Georgia head coach Kirby Smart still believes in his former player, New York Giants cornerback DeAndre Baker, after a rough rookie campaign.
Over a year ago (crazy how time flies), the New York Giants took it upon themselves to give up three picks to the Seattle Seahawks in order to trade back into the first round of the 2019 draft. And with the received No. 30 overall pick, Big Blue selected Georgia cornerback DeAndre Baker, the 2018 winner of the Jim Thorpe Award for college football’s top defensive back.
Big Blue threw Baker into the starting lineup early on (Week 2), but the former Bulldog wasn’t a great match for the speed of the game. He ultimately allowed quarterbacks to complete 61.4% of throws for 850 yards and six touchdowns when targeting him.
The team and its fans are hoping Baker will improve in year No. 2 after a rough rookie campaign, and one individual who certainly sees that as a possibility is DeAndre’s college head coach.

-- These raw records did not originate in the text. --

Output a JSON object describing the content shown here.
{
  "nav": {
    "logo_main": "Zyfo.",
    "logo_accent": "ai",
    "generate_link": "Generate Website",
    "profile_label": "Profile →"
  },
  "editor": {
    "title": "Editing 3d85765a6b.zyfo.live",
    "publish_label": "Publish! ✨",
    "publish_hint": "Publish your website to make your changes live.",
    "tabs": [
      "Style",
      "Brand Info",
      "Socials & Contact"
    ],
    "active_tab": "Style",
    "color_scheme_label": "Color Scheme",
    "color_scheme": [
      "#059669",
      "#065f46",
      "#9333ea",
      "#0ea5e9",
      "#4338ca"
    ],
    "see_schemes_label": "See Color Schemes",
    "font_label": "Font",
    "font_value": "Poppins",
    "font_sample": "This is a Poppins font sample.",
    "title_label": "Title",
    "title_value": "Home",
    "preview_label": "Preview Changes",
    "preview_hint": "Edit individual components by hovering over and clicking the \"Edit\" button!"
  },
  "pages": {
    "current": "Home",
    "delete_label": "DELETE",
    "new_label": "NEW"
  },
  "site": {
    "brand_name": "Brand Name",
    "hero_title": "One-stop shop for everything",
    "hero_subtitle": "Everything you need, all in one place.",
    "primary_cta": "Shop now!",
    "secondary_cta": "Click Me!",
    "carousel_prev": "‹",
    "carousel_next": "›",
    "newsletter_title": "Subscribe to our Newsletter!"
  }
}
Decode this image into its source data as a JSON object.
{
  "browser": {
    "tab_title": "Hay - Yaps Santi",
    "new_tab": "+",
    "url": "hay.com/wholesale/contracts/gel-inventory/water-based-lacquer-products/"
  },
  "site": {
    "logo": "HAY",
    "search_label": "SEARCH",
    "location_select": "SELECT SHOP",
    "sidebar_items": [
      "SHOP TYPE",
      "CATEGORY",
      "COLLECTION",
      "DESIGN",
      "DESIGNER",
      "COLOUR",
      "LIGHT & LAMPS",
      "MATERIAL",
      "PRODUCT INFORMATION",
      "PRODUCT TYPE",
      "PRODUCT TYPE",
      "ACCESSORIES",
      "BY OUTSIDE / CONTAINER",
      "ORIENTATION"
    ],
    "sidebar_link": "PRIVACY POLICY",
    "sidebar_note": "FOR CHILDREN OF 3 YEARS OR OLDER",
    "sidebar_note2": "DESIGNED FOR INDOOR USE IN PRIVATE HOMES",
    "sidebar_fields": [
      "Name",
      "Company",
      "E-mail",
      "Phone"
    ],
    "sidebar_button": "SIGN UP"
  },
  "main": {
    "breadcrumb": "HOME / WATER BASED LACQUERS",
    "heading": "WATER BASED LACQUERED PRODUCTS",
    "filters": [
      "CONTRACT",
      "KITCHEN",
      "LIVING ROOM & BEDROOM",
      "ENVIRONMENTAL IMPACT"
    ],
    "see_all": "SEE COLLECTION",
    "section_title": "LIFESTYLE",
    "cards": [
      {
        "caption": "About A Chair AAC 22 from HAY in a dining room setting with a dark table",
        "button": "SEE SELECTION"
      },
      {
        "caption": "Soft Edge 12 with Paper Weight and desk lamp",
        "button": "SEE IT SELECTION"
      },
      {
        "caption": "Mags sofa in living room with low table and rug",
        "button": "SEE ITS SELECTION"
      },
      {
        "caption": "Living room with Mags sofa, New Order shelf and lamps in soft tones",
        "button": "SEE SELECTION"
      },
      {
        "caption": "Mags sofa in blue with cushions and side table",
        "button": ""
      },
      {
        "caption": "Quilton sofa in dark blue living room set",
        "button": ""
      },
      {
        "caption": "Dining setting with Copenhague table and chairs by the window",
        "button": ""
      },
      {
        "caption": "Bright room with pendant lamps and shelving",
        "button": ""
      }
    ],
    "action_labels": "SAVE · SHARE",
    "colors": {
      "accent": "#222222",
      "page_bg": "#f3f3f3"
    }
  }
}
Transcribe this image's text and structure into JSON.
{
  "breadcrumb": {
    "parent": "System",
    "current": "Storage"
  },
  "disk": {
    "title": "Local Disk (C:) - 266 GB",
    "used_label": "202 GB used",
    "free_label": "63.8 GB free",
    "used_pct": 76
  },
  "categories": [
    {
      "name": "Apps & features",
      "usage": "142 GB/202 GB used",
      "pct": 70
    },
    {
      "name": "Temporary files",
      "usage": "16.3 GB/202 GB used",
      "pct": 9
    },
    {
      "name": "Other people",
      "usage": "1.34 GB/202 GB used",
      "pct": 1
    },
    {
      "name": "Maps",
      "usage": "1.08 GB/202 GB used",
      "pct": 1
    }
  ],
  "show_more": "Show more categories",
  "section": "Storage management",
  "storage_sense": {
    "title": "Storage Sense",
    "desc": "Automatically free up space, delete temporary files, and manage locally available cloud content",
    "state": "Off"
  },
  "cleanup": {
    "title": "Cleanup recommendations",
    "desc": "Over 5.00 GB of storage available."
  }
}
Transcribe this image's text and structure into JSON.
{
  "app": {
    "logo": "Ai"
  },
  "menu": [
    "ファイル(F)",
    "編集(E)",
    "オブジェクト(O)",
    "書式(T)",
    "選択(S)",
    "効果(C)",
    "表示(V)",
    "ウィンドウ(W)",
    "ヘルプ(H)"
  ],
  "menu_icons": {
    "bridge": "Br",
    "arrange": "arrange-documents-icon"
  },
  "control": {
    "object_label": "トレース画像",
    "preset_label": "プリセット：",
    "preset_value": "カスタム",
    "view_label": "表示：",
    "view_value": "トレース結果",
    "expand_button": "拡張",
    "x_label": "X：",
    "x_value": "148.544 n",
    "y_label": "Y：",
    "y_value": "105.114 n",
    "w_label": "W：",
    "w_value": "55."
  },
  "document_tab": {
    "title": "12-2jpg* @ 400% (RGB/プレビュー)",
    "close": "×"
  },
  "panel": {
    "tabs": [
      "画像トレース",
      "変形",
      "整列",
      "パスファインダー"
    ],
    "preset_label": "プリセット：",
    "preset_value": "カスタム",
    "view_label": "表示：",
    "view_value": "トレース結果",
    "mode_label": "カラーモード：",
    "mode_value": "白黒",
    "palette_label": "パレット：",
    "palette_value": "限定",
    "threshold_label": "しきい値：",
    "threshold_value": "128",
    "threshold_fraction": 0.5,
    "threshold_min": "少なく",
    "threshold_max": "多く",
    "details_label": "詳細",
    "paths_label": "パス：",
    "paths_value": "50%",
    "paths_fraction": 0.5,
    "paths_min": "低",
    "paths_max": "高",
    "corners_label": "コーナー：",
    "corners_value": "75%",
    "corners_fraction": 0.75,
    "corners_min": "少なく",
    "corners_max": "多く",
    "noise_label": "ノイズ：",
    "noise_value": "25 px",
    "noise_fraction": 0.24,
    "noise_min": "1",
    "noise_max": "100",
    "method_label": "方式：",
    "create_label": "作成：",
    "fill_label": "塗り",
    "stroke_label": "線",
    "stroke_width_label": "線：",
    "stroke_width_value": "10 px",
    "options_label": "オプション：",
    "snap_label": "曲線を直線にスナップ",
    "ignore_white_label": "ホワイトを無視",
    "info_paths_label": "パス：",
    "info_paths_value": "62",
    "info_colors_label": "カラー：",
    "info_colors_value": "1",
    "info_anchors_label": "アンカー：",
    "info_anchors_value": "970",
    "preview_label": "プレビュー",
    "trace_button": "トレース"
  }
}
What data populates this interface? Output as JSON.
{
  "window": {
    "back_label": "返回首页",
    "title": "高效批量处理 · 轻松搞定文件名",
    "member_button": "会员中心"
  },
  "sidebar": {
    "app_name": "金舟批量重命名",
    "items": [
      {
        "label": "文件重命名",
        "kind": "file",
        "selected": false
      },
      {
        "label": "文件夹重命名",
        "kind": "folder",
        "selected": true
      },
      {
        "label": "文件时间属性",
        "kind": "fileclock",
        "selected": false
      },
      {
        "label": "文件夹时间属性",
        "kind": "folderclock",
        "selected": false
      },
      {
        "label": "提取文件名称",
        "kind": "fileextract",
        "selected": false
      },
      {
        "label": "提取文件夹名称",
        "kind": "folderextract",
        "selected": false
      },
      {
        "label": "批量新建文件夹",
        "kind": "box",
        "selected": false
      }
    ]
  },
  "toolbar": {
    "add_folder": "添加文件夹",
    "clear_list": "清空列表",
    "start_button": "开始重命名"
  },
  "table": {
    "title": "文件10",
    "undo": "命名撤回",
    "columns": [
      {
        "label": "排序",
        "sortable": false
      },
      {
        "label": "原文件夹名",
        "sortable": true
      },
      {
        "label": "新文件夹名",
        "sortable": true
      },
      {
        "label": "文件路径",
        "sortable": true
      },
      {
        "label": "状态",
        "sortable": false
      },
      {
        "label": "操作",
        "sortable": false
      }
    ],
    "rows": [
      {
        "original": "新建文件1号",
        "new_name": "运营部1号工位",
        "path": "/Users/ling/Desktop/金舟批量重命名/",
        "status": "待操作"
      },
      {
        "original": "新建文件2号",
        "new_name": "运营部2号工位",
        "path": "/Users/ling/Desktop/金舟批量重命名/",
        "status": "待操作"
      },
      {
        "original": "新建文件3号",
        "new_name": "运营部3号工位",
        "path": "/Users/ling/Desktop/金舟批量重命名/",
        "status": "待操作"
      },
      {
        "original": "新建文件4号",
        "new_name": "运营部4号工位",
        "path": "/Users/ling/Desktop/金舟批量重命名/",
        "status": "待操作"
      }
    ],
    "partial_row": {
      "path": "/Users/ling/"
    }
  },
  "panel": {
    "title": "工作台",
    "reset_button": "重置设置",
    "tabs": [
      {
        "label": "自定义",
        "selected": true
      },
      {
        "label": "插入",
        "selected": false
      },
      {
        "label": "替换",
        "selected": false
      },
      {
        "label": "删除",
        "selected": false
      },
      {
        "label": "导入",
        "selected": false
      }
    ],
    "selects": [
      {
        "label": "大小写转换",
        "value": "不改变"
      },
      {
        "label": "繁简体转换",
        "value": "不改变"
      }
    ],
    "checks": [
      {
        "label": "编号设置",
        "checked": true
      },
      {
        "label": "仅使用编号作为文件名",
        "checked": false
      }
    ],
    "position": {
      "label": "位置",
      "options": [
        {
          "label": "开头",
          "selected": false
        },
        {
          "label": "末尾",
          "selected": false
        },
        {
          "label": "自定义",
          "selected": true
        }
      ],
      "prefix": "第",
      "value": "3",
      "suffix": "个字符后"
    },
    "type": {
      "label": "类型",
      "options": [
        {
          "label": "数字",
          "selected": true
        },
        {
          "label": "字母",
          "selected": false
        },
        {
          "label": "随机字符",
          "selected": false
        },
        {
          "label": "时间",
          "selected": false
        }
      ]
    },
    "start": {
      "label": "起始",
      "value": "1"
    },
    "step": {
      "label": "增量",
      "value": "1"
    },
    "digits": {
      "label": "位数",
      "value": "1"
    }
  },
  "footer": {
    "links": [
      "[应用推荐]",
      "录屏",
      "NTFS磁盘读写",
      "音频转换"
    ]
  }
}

“I’ll say this, there’s not many rookie corners that aren’t going to struggle in that league,” Georgia head coach Kirby Smart told Paul Schwartz of the New York Post. “It’s not like they’re giving out Rookie of the Year to corners real often. Because when you’re doing your job, you don’t get a lot of credit, and when you’re not doing your job, you’re a sieve. So it’s usually going to go to a pass rusher or a linebacker who can put great statistics up there.
“When you’re on the back end you’re the last line of defense so that’s what everybody sees. Those three corners who were picked [in the 2020 first round], they’ll probably be the same way. They’re going to be under the limelight a lot more. I know DeAndre will get better and he’ll keep working at it.”
The 22-year-old is slated to perform in a starting role again this upcoming season but will need to show significant improvement among a relatively young defensive back unit. The oldest starter is set to be 26-year-old cornerback James Bradberry. The Giants signed the now-former Carolina Panther to a three-year, $43.5 million deal this offseason.
The Giants secondary finished 28th in the league last year with 264.1 passing yards allowed per game. It’s a mark New York mustn’t repeat in 2020 if it wants to return to the postseason for the first time since 2016.